The Brunton Calciner was a circular furnace. The floor rotated at about 5 times an hour. The cassiterite concentrate was fed onto the bed from the room above the furnace. Two coal fuelled fireboxes roasted the concentrate at 600 deg C. Rakes slowly moved the concentrate across the bed. It was collected in a chute.
The burnt concentrate was processed to remove iron oxide and recover clean cassiterite. The arsenic ‘soot’ was scraped from the walls of the flues and refined to produce white arsenic oxide. This was a useful by-product for some mines: following further refinement, the arsenic was ready for sale.
The Geevor western calciner attached to the mill was last used in 1930. The arsenic was probably not recovered, as a photograph dated 1926 shows the calciner at work with what appears to be arsenic oxide smoke discharging into the air via a short chimney.

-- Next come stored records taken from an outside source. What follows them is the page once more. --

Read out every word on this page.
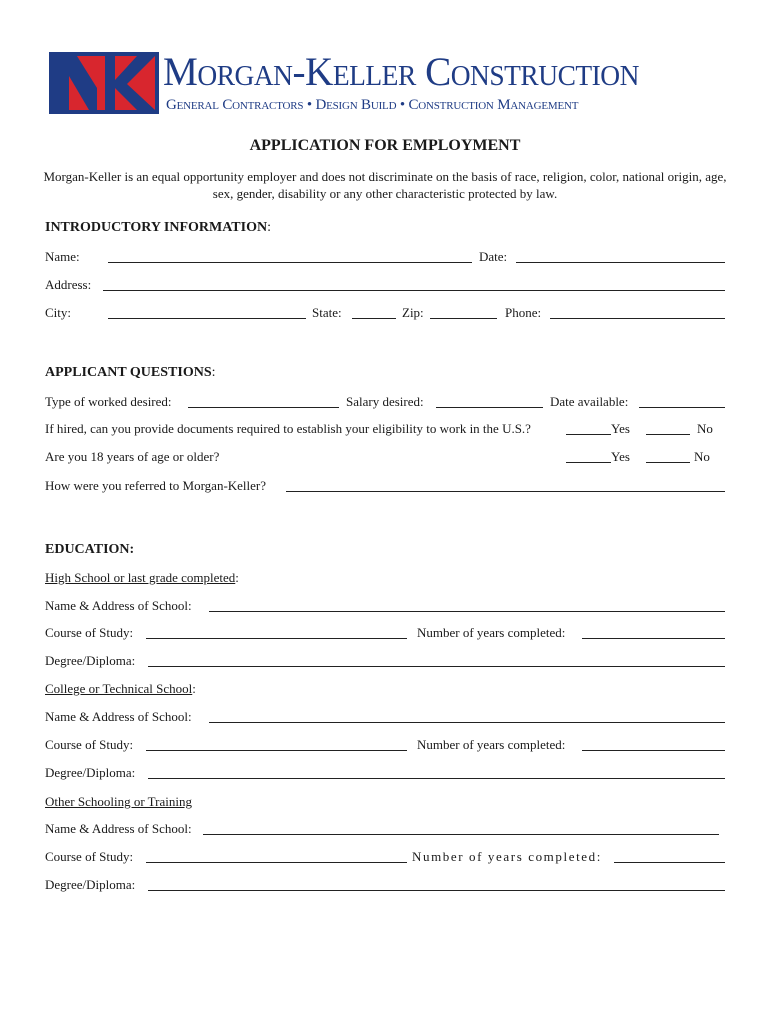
Morgan-Keller Construction
General Contractors • Design Build • Construction Management
APPLICATION FOR EMPLOYMENT
Morgan-Keller is an equal opportunity employer and does not discriminate on the basis of race, religion, color, national origin, age, sex, gender, disability or any other characteristic protected by law.
INTRODUCTORY INFORMATION:
Name:	Date:
Address:
City:	State:	Zip:	Phone:
APPLICANT QUESTIONS:
Type of worked desired:	Salary desired:	Date available:
If hired, can you provide documents required to establish your eligibility to work in the U.S.?	Yes	No
Are you 18 years of age or older?	Yes	No
How were you referred to Morgan-Keller?
EDUCATION:
High School or last grade completed:
Name & Address of School:
Course of Study:	Number of years completed:
Degree/Diploma:
College or Technical School:
Name & Address of School:
Course of Study:	Number of years completed:
Degree/Diploma:
Other Schooling or Training
Name & Address of School:
Course of Study:	Number of years completed:
Degree/Diploma:
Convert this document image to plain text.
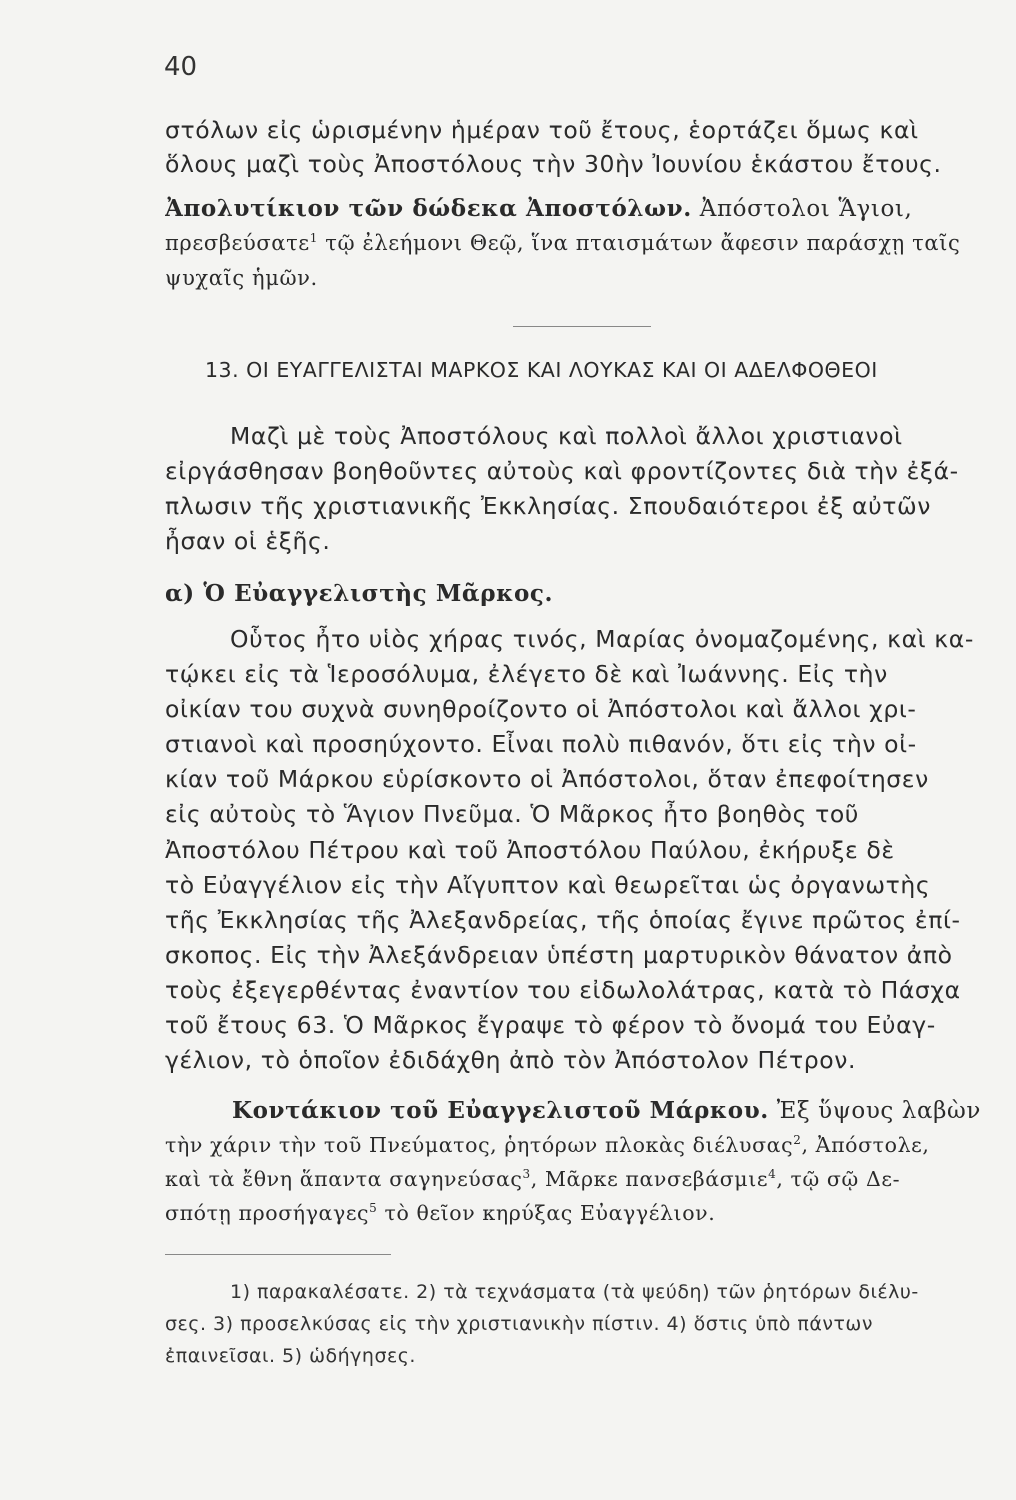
40
στόλων εἰς ὡρισμένην ἡμέραν τοῦ ἔτους, ἑορτάζει ὅμως καὶ
ὅλους μαζὶ τοὺς Ἀποστόλους τὴν 30ὴν Ἰουνίου ἑκάστου ἔτους.
Ἀπολυτίκιον τῶν δώδεκα Ἀποστόλων. Ἀπόστολοι Ἅγιοι,
πρεσβεύσατε$^1$ τῷ ἐλεήμονι Θεῷ, ἵνα πταισμάτων ἄφεσιν παράσχῃ ταῖς
ψυχαῖς ἡμῶν.
13. ΟΙ ΕΥΑΓΓΕΛΙΣΤΑΙ ΜΑΡΚΟΣ ΚΑΙ ΛΟΥΚΑΣ ΚΑΙ ΟΙ ΑΔΕΛΦΟΘΕΟΙ
Μαζὶ μὲ τοὺς Ἀποστόλους καὶ πολλοὶ ἄλλοι χριστιανοὶ
εἰργάσθησαν βοηθοῦντες αὐτοὺς καὶ φροντίζοντες διὰ τὴν ἐξά-
πλωσιν τῆς χριστιανικῆς Ἐκκλησίας. Σπουδαιότεροι ἐξ αὐτῶν
ἦσαν οἱ ἑξῆς.
α) Ὁ Εὐαγγελιστὴς Μᾶρκος.
Οὗτος ἦτο υἱὸς χήρας τινός, Μαρίας ὀνομαζομένης, καὶ κα-
τῴκει εἰς τὰ Ἱεροσόλυμα, ἐλέγετο δὲ καὶ Ἰωάννης. Εἰς τὴν
οἰκίαν του συχνὰ συνηθροίζοντο οἱ Ἀπόστολοι καὶ ἄλλοι χρι-
στιανοὶ καὶ προσηύχοντο. Εἶναι πολὺ πιθανόν, ὅτι εἰς τὴν οἰ-
κίαν τοῦ Μάρκου εὑρίσκοντο οἱ Ἀπόστολοι, ὅταν ἐπεφοίτησεν
εἰς αὐτοὺς τὸ Ἅγιον Πνεῦμα. Ὁ Μᾶρκος ἦτο βοηθὸς τοῦ
Ἀποστόλου Πέτρου καὶ τοῦ Ἀποστόλου Παύλου, ἐκήρυξε δὲ
τὸ Εὐαγγέλιον εἰς τὴν Αἴγυπτον καὶ θεωρεῖται ὡς ὀργανωτὴς
τῆς Ἐκκλησίας τῆς Ἀλεξανδρείας, τῆς ὁποίας ἔγινε πρῶτος ἐπί-
σκοπος. Εἰς τὴν Ἀλεξάνδρειαν ὑπέστη μαρτυρικὸν θάνατον ἀπὸ
τοὺς ἐξεγερθέντας ἐναντίον του εἰδωλολάτρας, κατὰ τὸ Πάσχα
τοῦ ἔτους 63. Ὁ Μᾶρκος ἔγραψε τὸ φέρον τὸ ὄνομά του Εὐαγ-
γέλιον, τὸ ὁποῖον ἐδιδάχθη ἀπὸ τὸν Ἀπόστολον Πέτρον.
Κοντάκιον τοῦ Εὐαγγελιστοῦ Μάρκου. Ἐξ ὕψους λαβὼν
τὴν χάριν τὴν τοῦ Πνεύματος, ῥητόρων πλοκὰς διέλυσας$^2$, Ἀπόστολε,
καὶ τὰ ἔθνη ἅπαντα σαγηνεύσας$^3$, Μᾶρκε πανσεβάσμιε$^4$, τῷ σῷ Δε-
σπότῃ προσήγαγες$^5$ τὸ θεῖον κηρύξας Εὐαγγέλιον.
1) παρακαλέσατε. 2) τὰ τεχνάσματα (τὰ ψεύδη) τῶν ῥητόρων διέλυ-
σες. 3) προσελκύσας εἰς τὴν χριστιανικὴν πίστιν. 4) ὅστις ὑπὸ πάντων
ἐπαινεῖσαι. 5) ὡδήγησες.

The process was very polluting and damaging to the environment, though was still in use as late as 1950 at South Crofty Mine, Camborne.
At Geevor the calciner was replaced by the new froth flotation process around 1931. This was a chemical engineering process which recovered the sulphides and the arsenic as solids. The roof of the building was restored in 2008 and the building was decontaminated. The internal fittings are complete and it is hoped to open the building up to visitors. The eastern calciner, attached to the Slimes Plant, was also restored but the internal parts were removed many years ago.